The local bourse sank to a 19-month low of 55090points in intra-day trade before it recovered some losses and closed at a four-month low of 56377points, 1.3percent lower.
The all share index enjoyed a stellar December and January and reached a record high of 61684.77points last month.
Alet Opperman, an analyst and director at TreasuryOne, said the universal belief for the past couple of months was that stock markets had been overextended and that there was a correction imminent.
“Should the losses on Wall Street continue, the current emerging markets (EM) resistance will crumble, and we could see the rand and other EM currencies feeling the heat and start to weaken significantly as the markets will turn risk-averse,” Opperman said.
The rand showed resistance in the face of a resurgent dollar, as speculation mounted that the ANC will push President Jacob Zuma out of office soon.
The ANC’s highest decision-making body between conferences, the national executive committee, is scheduled to meet today to determine the president’s fate.
The local unit was bid at R12.03 against the US dollar at 5pm from the R12.06 it was bid at 5pm on Monday.
Reezwana Sumad, a research analyst of global markets at Nedbank, said the continuing saga regarding the national working committee’s request to remove the president was now weighing on the rand.
“This combined with a broad-based dollar recovery has the rand on the back foot, and until such time as we have clarity on this, the local unit is likely to remain under pressure, with the R12 against the dollar level likely to provide support,” Sumad said.
South Africa has seen foreigners sell R5.8billion in South African government bonds since the recent US Federal Open Market Committee (FOMC) meeting, after R1bn in purchases immediately prior to it.
Expectations are running high that the FOMC meeting next month would see a hike in rates.
Fears of higher and faster-than-expected US interest rate hikes have stimulated risk fears, and the dollar as a safe-haven currency has risen as treasuries rallied with a selloff in equity markets.
The selloff in global bonds was accelerated by Friday’s US labour market reports, which showed not only decent payroll growth, but also a surprise jump in wage growth to the highest level since 2009.

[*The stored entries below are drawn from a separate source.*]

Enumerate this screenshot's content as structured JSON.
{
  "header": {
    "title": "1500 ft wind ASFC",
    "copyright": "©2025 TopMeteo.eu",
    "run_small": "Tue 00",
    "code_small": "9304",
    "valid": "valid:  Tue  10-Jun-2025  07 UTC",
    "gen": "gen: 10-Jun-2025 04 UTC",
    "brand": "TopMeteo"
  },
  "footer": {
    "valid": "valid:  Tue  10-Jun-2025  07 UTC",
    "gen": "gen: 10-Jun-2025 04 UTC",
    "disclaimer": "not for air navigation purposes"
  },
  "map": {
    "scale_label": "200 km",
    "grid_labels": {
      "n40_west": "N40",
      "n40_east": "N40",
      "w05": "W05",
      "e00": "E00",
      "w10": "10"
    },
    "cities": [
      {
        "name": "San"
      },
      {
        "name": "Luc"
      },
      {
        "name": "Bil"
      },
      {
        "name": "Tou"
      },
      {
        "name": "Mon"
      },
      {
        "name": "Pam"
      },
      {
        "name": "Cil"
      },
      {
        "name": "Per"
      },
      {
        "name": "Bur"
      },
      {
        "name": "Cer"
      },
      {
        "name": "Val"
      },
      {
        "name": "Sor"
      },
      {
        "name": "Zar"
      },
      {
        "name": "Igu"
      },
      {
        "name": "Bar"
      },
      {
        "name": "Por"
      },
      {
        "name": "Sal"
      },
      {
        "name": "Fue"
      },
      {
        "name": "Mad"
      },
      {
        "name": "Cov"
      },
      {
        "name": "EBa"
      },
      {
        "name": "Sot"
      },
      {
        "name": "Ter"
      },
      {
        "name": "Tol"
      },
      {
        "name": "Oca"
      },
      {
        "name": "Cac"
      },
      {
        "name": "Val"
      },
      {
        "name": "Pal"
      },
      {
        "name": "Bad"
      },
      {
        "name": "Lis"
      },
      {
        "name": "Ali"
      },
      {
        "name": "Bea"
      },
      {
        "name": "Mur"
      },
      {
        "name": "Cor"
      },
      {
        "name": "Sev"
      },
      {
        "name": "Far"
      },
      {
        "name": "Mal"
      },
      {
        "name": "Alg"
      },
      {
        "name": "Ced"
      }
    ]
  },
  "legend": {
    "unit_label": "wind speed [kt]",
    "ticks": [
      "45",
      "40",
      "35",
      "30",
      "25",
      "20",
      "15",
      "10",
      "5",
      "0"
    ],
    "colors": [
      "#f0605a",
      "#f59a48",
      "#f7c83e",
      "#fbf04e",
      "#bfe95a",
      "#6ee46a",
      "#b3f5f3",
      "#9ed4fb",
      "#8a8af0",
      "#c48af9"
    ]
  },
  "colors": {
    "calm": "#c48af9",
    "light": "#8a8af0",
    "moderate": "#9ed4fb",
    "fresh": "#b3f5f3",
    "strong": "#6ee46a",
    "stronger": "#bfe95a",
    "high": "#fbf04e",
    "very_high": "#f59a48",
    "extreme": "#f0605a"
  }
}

Neil Wilson, a senior market analyst at ETX Capital, said volatility was back with a vengeance.
“We are not there yet, but the chances of this selloff turning into full-blown bear market have increased dramatically.
“If investors look at underlying earnings growth and the fundamentals of the global economy, there is a reason for optimism.
“However, once this kind of stampede starts, it’s hard to stop,” Wilson said.
Economist and market pundits warned earlier this year that overvalued equities were starting to lose their appeal and that accommodative monetary policy appears to be on borrowed time.
Jonathan Loynes, the chief economist at Capital Economics, said markets were previously positioned for an unrealistically benign combination of continued strong growth and very low inflation.
“We have long warned that the markets were complacent in anticipating a continuation of both strong growth and very low inflation, with a correspondingly gentle pace of policy tightening,” Loynes said.